A clock face of Fountain Hall, a historic building on Morris Brown College’s campus, was vandalized recently, school officials confirmed Monday.

The damage to the building on the campus of the historically Black college involved the removal of one of the four-sided clock’s faces and happened sometime during the past couple of weeks, a spokeswoman said.

Fountain Hall, built in 1882, became a National Historic Landmark in 1975. The building once housed the office of author and scholar W.E.B. Du Bois, a chapel art studio and gallery. Since it fell into disuse in 2003, the building has undergone weather damage and been repeatedly vandalized. It was listed as one of the Georgia Trust for Historic Preservation’s Places in Peril in 2010 and 2020.

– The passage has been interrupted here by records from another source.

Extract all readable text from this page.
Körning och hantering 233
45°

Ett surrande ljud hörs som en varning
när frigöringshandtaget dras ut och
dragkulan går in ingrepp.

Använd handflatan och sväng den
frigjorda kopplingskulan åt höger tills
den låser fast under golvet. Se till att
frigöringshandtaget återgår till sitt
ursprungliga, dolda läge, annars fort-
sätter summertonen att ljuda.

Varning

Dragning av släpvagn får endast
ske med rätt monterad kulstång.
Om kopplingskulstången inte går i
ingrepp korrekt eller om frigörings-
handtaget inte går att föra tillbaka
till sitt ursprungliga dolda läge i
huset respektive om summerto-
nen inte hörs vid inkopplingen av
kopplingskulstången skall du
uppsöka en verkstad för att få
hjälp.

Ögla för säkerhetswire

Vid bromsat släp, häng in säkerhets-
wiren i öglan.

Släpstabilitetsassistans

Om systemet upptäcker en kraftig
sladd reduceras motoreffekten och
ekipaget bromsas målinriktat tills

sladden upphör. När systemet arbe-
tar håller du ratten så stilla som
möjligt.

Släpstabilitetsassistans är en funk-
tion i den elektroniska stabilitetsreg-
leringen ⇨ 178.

As a result of the most recent vandalism, the college’s administration reached out to local officers to increase police presence in the overnight hours, and is working with city officials to place cameras in the area, said a spokesperson for the college.

Last year, Morris Brown College — which is working to regain its accreditation — received $75,000 from the National Trust for Historic Preservation to form a team to develop a restoration plan for Fountain Hall. A study from the National Park Service estimated a cost of $1.4 million to make the building structurally safe enough for preservation work to begin; last year, Morris Brown College was awarded a $500,000 grant from a National Park Service initiative to go toward Fountain Hall’s renovation. Fountain Hall committee co-chair Julian Smith told the AJC in May that the estimated restoration cost would be around $30 million. A fundraising campaign for Fountain Hall’s restoration has garnered about $3,100 on a website dedicated to the effort and to preserving the building’s history.

The newest damage to Fountain Hall is unlikely to halt the current use of grant funding, the spokesperson said.